SUR LES AMITIÉS EN GÉNéral.

Il se glisse tant de recherches secrètes dans les amitiés, que je n'oserais presque dire que j'estime quelqu'un, dans la crainte que tout ce que je sens pour lui ne se réduise à m'aimer moi-même, n'y ayant rien de plus ordinaire que de n'aimer dans les autres que les sentiments favorables qu'ils ont pour nous. Il y a peu d'amitiés qui n'aient quelque chose de la cabale.

DES JUGEMENTS HASARDÉS.

La plupart des hommes reçoivent facilement des impressions, sans chercher à les éclaircir. Comme il est plus commode de les supposer vraies que d'examiner si en effet elles le sont, l'amour-propre fait prendre ordinairement ce parti; et il n'y a pour cela qu'à laisser agir les deux grands ressorts de la conduite des hommes, la paresse et la vanité.

La paresse nous éloigne du soin de nous informer exactement des choses; la vanité, nous attachant à nos opinions, nous fait appréhender d'être obligés de nous en dédire.

C'est par là que les impressions les plus fausses ne s'effacent point.

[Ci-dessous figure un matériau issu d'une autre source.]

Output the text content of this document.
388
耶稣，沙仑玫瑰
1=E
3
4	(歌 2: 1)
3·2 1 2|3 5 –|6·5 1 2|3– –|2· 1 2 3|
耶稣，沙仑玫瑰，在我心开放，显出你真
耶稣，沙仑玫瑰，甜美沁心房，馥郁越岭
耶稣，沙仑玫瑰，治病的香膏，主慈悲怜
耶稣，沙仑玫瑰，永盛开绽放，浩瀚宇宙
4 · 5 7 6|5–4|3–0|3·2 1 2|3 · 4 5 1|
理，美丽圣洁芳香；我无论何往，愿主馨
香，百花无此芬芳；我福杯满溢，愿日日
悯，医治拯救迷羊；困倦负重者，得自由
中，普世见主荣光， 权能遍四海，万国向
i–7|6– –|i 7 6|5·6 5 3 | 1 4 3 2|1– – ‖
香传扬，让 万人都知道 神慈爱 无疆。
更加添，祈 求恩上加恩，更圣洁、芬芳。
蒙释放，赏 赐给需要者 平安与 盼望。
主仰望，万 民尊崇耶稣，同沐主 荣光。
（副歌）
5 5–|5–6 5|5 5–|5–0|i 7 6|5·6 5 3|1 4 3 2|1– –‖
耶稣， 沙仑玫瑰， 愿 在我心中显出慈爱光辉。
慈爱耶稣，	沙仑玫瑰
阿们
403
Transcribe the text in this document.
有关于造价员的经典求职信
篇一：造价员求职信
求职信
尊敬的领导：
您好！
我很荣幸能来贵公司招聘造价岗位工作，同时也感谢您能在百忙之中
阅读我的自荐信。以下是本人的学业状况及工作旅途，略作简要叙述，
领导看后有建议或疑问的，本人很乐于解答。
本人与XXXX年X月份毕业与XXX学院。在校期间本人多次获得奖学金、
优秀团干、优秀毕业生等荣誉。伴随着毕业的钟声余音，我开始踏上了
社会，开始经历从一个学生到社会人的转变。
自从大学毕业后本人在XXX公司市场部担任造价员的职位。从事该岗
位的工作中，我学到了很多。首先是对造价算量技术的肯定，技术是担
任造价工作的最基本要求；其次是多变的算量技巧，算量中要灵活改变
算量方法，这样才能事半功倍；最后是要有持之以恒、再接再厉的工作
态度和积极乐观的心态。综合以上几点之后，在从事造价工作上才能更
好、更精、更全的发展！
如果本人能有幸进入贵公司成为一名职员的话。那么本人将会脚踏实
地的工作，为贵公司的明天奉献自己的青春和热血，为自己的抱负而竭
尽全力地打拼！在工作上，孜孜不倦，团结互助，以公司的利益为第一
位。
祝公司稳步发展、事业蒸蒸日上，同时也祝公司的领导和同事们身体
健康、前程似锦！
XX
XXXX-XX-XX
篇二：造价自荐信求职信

L'amour-propre ne laisse pas de trouver son compte en cet état si on ne condamne pas les gens, on se croit aussi dispensé par-là de les justifier, de les défendre, de les ap

prouver; on affaiblit par ce doute les louanges qu'on leur donne; on obscurcit l'éclat de leurs vertus, et on les tient à son égard dans un état de rabaissement, en les considérant comme des personnes suspectes.

DES SOUPÇONS.

Il y a des gens qui n'osent s'éclaircir de leurs soupçons, de crainte de choquer ceux sur le compte desquels ils les ont conçus, en s'ouvrant à eux.

Mais il y a bien de l'apparence que l'amour-propre a plus de part dans cette réserve que la charité.

La charité n'est pas si timide, parce qu'elle ne suppose pas si facilement que ceux à qui l'on expose ses soupçons puissent s'en blesser : elle croirait leur faire injure de leur attribuer une délicatesse aussi injuste que cellelà; elle sait même entrer dans ces éclaircissements d'une manière si simple et si humble, qu'il est presque impossible de s'en blesser.

DE L'EXPÉRIENCE.

Le grand écueil de tous les hommes et surtout des jeunes gens, est de vouloir éprouver si ce qu'on leur présente comme dangereux l'est réellement. Ils croient qu'ils jugeront mieux de tout par leur propre essai que par les lumières d'autrui ou la simple défense de la foi.

SUR LA CHARITÉ.

La charité de ce monde n'est-elle pas souvent tellement couverte de cendres, que si elle se conserve au dedans elle ne jette au dehors aucune chaleur? A combien de personnes est-elle souvent épineuse? et combien est-il souvent à craindre que ces épines ne nous blessent et ne nous fassent des plaies dangereuses?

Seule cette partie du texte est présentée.